Mari Kita Adil

Oleh Din Saja
Dalam hidupnya setiap manusia berkewajiban untuk berpikir dan berlaku adil. Inti dari amanah adalah keadilan. Setiap makhluk yang diciptakan, termasuk manusia itu sendiri, berpikir dan berlaku adil mestilah merupakan nafas dan ideologi yang seharusnya dimarakkan sampai mati.
Adil memiliki prinsip keseimbangan. Adil mengandung keharmonisan, kemajuan, persaudaraan, kesetaraan, kebersamaan. Dan yang terpenting adil menunjukkan bahwa makhluk itu sebenarnya tidak ada. Dan kalaupun ada, keberadaannya bukan meniadakan yang lain, kecuali menjaga keseimbangan. Adil adalah kehendak untuk menekan kemauan diri dan menyadari keadaan yang lain. Adil merupakan sebuah pedoman dan sekaligus tujuan dari hidup.
Entah oleh dikarenakan desakan hidup, entah pula karena kemiskinan, banyak manusia belum “berani” menegakkan keadilan dalam setiap tarikan nafasnya. Seorang kepala rumah tangga sering bertindak tidak adil terhadap isteri dan anak-anaknya. Seringkali seorang kepala rumah tangga memperlihatkan taring kekuasaannya terhadap isterinya dengan memperlakukannya secara tidak manusiawi. (Dalam banyak kasus hal yang sebaliknya terjadi, sang isteri juga tidak jarang berlaku tidak adil kepada suami dan anak-anaknya).
Seorang pemimpin, seniman, jurnalis, ulama, intelektual, politisi, penegak hukum, pengusaha, borjuis, kapitalis, sering terlihat bertindak tidak adil dalam setiap ungkapan maupun perbuatannya. Fenomena ini sangat memilukan, mengharukan dan sekaligus memalukan kita. (Tetapi, apakah rasa malu itu selalu merekah dihati manusia saat dia bernafas?). Malapetaka kemiskinan, bencana alam, pengangguran, peperangan, inti penyebabnya adalah ketidakadilan, yang telah merajalela. Manusia adalah makhluk yang merugi, kata Al-Qur’an.
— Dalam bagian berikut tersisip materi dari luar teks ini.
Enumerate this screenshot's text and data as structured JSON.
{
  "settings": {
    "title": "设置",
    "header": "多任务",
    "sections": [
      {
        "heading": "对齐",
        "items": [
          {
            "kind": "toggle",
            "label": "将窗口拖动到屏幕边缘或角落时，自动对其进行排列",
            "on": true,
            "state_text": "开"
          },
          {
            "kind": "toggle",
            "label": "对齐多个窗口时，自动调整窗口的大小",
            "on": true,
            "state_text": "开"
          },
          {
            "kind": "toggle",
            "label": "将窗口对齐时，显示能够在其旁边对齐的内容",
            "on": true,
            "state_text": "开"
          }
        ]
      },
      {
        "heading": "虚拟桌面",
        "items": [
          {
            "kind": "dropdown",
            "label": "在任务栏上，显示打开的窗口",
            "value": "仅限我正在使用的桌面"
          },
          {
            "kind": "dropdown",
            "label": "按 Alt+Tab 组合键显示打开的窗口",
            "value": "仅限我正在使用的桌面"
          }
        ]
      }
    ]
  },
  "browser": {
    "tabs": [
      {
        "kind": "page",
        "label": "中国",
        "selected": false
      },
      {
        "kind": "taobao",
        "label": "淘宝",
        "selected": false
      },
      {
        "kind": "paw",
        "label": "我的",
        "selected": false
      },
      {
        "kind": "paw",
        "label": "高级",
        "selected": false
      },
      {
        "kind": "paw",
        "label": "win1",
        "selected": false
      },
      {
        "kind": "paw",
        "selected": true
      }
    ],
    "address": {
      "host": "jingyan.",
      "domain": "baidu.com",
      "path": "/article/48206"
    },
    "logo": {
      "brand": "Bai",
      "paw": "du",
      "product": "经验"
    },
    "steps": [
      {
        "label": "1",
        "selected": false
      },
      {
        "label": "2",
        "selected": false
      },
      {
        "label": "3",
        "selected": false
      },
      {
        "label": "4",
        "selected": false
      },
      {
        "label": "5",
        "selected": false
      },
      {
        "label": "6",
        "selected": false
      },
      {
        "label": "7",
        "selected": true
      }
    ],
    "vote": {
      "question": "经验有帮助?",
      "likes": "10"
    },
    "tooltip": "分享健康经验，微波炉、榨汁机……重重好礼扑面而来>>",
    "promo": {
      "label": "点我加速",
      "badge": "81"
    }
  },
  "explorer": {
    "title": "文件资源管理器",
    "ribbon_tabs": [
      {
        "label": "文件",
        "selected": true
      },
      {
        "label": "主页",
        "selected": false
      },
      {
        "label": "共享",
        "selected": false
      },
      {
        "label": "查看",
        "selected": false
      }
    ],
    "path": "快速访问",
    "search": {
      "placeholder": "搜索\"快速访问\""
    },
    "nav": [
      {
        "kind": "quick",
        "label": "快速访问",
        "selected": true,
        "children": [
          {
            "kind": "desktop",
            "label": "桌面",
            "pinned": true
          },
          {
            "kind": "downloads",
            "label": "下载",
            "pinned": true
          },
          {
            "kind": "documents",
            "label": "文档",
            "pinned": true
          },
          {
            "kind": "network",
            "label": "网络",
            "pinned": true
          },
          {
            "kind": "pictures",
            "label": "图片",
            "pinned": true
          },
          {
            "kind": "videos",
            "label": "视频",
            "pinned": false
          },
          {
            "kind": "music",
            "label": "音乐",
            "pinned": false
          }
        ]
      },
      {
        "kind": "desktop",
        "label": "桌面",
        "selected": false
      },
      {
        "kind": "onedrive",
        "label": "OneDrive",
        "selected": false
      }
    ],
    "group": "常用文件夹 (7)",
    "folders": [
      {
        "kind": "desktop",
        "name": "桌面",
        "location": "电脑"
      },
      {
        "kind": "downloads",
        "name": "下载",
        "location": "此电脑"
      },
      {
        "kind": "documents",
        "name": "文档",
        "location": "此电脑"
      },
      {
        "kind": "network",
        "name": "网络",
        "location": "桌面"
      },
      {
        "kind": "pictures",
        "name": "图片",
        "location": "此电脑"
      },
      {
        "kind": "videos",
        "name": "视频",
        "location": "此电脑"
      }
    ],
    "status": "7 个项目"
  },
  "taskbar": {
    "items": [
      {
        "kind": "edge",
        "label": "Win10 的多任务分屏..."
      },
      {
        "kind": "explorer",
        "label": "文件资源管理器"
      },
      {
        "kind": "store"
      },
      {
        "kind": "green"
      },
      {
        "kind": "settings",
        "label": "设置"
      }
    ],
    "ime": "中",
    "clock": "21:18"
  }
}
Antara rendah hati, kepedulian, merasa cukup, dengan, angkuh, egois dan serakah, dua hal yang sangat berbeda. Yang satu cenderung menempatkan diri pada posisi ketiadaan. Hidup hanyalah sesuatu yang tidak perlu dimiliki. Tidak ada kepemilikan untuk sesuatu apapun. Bahkan kehendak, hasrat, cita-cita, impian, bukanlah tujuan untuk diwujudkan. Dia hanya sebuah gairah yang semestinya dijalani sebagaimana adanya. Akan tetapi dia bukanlah statis, apatis, nihil, dalam memaknainya.
Sementara yang satunya lagi menempatkan hidup ini seakan-akan tujuan. Segala sesuatunya mestilah dimiliki dan tidak perlu memberi kepada yang lain. Hukum materialistis matematis berkeyakinan bahwa sesuatu yang diberikan dari suatu penjumlahan akan mengalami pengurangan dari jumlah tersebut. Hukum ini adalah benar, dan itu suatu kepastian.
Namun, dalam hukum moralitas keagamaan prinsip seperti ini, apabila dipakai, justeru menciptakan ketidakbenaran. Seseorang yang mengambil sekian dari suatu penjumlahan, maka, nilai penjumlahannya tetaplah sama. Yang berbeda hanyalah penempatan dari sesuatu itu. Ini artinya, tidak ada yang berkurang daripadanya.
Manusia hanya diberi hak untuk memakai, menikmati, bukan memiliki. Manusia mendapat posisi terhormat hanya dikarenakan dia diberi wewenang melaksanakan kewajiban, amanah, pengabdian. Tidak kuciptakan jin dan manusia, kata Allah, kecuali untuk mengabdi pada-Ku.
Bagi manusia-manusia tiada, perintah Allah itu tidaklah dipandang sebagai sesuatu yang terpaksa, manusia telah ditakdirkan untuk mengabdi. Sering kita tergamang ketika menjalankan perintah Allah ini, mengabdi.
Bagi manusia-manusia tiada, pengabdian itu adalah kewajiban, perintah yang mesti dijalankan, tanpa ada tawar-menawar. Perintah ini dinilai tidak merupakan sesuatu pemaksaan atas hak asasi seseorang. Suka atau tidak suka, mau atau tidak mau, perintah itu tetap berdiri sendiri, tiada yang dapat mempengaruhinya.
Untuk melaksanakan agar pengabdian itu benar pada lajur yang dikehendaki, tentulah wajib dipatuhi untaian-untaian pengabdian yang dikehendaki-Nya.